Article publié le 9 décembre dans la section Affaires du journal La Presse
Moscou - L'une des premières activités de Jean Charest au cours de sa visite officielle en Russie, entamée hier, aura été d'engloutir un hamburger au McDonald's de la Place Pouchkine, en plein centre de la capitale russe. Pas autant par goût personnel pour la nourriture de la chaîne de restauration rapide que pour souligner l'apport d'un certain George Cohon aux relations d'affaires russo-canadiennes et à sa propre compréhension de ce pays au marché prometteur.
Avant de fouler le sol russe, le premier ministre québécois a tenu à rencontrer celui qui a réussi l'exploit d'ouvrir le premier restaurant McDonald's en Union soviétique en 1990, après 14 ans d'efforts, et qui a maintenant reçu le mandat de tailler une place au Cirque du Soleil en Russie. M. Charest assistera d'ailleurs ce soir à l'une des dernières représentations du spectacle Varekai, en tournée à Moscou depuis la fin octobre.
Au-delà des succès de M. Cohon, c'est la technique de l'homme d'affaires de 72 ans, fondateur et longtemps président de McDonald's Canada, qui semble intéresser M. Charest.

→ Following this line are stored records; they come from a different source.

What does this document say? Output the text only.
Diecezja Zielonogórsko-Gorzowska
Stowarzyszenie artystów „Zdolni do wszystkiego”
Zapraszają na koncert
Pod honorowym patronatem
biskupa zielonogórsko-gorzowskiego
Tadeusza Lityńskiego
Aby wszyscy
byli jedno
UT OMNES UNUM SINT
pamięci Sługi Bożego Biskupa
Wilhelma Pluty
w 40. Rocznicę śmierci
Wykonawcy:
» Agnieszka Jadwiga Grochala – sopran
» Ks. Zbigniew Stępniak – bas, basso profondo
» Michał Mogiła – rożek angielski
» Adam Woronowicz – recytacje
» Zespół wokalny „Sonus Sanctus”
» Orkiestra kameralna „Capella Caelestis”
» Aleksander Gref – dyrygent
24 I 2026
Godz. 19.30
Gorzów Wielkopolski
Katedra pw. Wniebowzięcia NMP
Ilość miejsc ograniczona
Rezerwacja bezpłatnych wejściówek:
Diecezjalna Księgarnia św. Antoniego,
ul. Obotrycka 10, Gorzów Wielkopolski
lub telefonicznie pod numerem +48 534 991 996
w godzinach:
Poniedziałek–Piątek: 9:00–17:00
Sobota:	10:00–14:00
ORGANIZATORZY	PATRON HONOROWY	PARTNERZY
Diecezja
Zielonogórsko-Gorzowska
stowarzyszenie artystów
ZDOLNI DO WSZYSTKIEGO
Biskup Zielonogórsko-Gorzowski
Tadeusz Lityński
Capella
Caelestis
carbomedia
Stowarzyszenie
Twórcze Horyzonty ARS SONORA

C'est que George Cohon, ami de Brian Mulroney et du tout-puissant maire de Moscou Iouri Loujkov, sait nouer les relations avec les bonnes personnes. «C'est un cas type de développement de relations diplomatiques par le biais des affaires», a expliqué hier le premier ministre.
Dans un pays à la bureaucratie lourde et fortement gangrénée par la corruption, les amitiés nouées entre leaders peuvent être déterminantes. «Ce que j'ai appris aussi de M. Cohon, c'est qu'il faut persister dans les relations (en Russie), avec une volonté d'y aller à long terme et d'être constant dans les relations», a dit M. Charest.

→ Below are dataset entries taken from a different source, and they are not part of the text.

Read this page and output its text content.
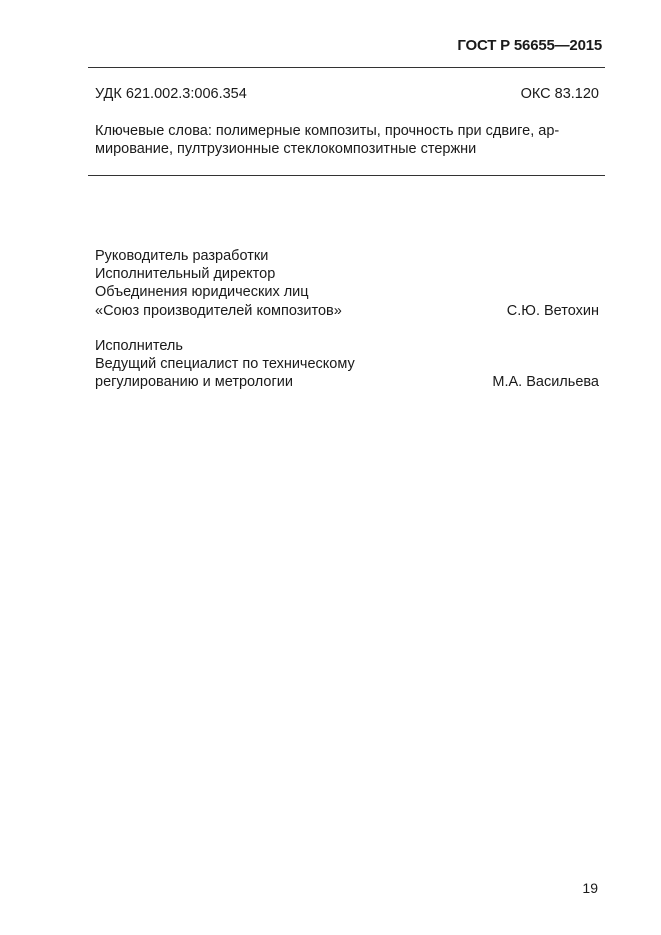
ГОСТ Р 56655—2015
УДК 621.002.3:006.354	ОКС 83.120
Ключевые слова: полимерные композиты, прочность при сдвиге, ар-
мирование, пултрузионные стеклокомпозитные стержни
Руководитель разработки
Исполнительный директор
Объединения юридических лиц
«Союз производителей композитов»	С.Ю. Ветохин
Исполнитель
Ведущий специалист по техническому
регулированию и метрологии	М.А. Васильева
19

Dans un entretien avec La Presse en août dernier, George Cohon assurait que McDonald's n'avait jamais eu de problèmes avec les autorités russes, contrairement à d'autres multinationales comme la suédoise IKEA. Coca-Cola, qui a percé le marché russe grâce à Craig Cohon, le fils de l'homme d'affaires, n'a jamais été embêtée non plus.
Jean Charest, qui connaît M. Cohon depuis qu'il a été ministre d'État à la Jeunesse sous Brian Mulroney, a compris la leçon: «Moscou, c'est la pierre angulaire de la relation avec la Russie», a-t-il souligné, après la signature d'une déclaration commune avec le maire de la ville hier. Le document assurera un lien politique particulier au Québec en Russie, via sa capitale de 10 millions d'habitants. Et surtout, via son flamboyant maire.
En plus d'un long entretien hier avec Iouri Loujkov, le premier ministre québécois devrait dîner avec lui aujourd'hui dans un luxueux restaurant de la capitale, question de raffermir leurs liens personnels. Il n'a d'ailleurs pas manqué d'inviter le maire à visiter sa province et Montréal, tout juste après que M. Loujkov a souligné, sans gêne diplomatique aucune, que la relation avec la métropole québécoise et le maire Tremblay ne «marche pas très fort» depuis quelque temps.
En plus d'être maire de la capitale depuis 1992, Iouri Loujkov est marié à Elena Batourina, femme la plus riche de Russie et propriétaire d'Inteco, une entreprise de construction et d'immobilier qui détient des centaines d'édifices à Moscou et ailleurs en Russie et dans le monde.
L'homme est régulièrement accusé de corruption par ses détracteurs et concurrents économiques. Il a toutefois remporté tous les procès en diffamation qu'il a intentés contre eux, dans un pays où le système judiciaire est fortement sous l'influence du politique.
Le maire Loujkov a précisé au premier ministre Charest qu'«aucune des sociétés étrangères qui collaborent avec le gouvernement de Moscou n'a jamais perdu d'argent en Russie». Il confirmait ainsi l'expérience de son ami George Cohon, qui a ouvert le premier McDonald's en coentreprise avec les autorités moscovites il y a 20 ans. Le restaurant de la place Pouchkine est aujourd'hui l'un des plus rentables de la chaîne.